Opened 9 years ago

Closed 9 years ago

#37 closed defect (fixed)

Recursion in exception handler

Reported by: dmik Owned by:
Priority: major Milestone: odinized java
Component: odin Version:
Severity: Keywords:


There is an annoying recursion in the Odin exception handler where it calls DosExit?() while processing the XCPT_PROCESS_TERMINATE and XCPT_ASYNC_PROCESS_TERMINATE (which are themselves the result of DosExit?()).

This recursion in particular leads to a big POPUPLOG.OS2 file (filled up with 0xC0010001 and 0xC0010002 exception records) at Java process termination (either normal or abnormal).

This needs to be solved as it indicates an error in the exception processing logic.

Change History (5)

comment:1 Changed 9 years ago by dmik

I've just got a good test case demonstrating this problem (when I was playing with Java ticket #129 which I need to resolve to make SmartSVN 6.6 work, because SmartSVN 6.5. working under Innotek Java 1.4.2 is very unstable on SMP which annoys a lot).

I will temporarily switch from Qt to this defect (and to Java #129 afterwards).

comment:2 Changed 9 years ago by dmik

It seems to enter the recursion loop due to DosExit?() calls from OS2RtlUnwind() which is in turn called by our SEH handler at process termination (during the unwind phase performed on the OS/2 exception chain).
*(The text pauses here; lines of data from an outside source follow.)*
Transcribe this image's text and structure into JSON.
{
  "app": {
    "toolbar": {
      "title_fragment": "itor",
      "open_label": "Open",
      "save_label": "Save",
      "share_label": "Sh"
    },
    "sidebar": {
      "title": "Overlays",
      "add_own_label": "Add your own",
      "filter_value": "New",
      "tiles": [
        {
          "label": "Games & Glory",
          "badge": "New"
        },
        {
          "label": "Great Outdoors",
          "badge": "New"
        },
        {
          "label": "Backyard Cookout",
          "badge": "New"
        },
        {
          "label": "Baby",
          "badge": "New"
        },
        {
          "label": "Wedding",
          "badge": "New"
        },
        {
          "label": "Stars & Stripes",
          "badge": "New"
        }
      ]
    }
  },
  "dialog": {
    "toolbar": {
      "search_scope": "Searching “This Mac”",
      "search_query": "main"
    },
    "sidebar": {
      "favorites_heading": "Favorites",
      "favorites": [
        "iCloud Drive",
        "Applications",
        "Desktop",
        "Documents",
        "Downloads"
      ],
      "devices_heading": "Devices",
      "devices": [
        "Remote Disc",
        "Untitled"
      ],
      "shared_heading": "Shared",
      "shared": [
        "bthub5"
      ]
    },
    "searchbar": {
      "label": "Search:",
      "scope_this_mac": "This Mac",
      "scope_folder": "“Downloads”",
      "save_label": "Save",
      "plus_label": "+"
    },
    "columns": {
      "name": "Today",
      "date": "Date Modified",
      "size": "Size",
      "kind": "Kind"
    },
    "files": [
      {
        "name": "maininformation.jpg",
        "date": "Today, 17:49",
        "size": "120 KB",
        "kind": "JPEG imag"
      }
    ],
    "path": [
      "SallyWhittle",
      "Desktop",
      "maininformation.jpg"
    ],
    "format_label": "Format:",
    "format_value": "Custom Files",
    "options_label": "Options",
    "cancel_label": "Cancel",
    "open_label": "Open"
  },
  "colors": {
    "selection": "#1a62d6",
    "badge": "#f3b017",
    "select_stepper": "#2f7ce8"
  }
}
Investigating.

comment:3 Changed 9 years ago by dmik

Testing showed that the problem is not DosExit?() itself. The problem is that applications crash inside OS2RtlUnwind() when trying to unwind the Win32 exception handlers in response to the unwind procedure initiated by OS/2 at process termination (either normal or abnormal, it doesn't matter). And this goes on recursively, until the stack space has ended. The crash happens when walking through the exception chain, i.e. when accessing the previous exception frame through the Prev member of the current frame, because the value contained there is garbage. Since the fames are located on stack, this means that the stack is corrupted.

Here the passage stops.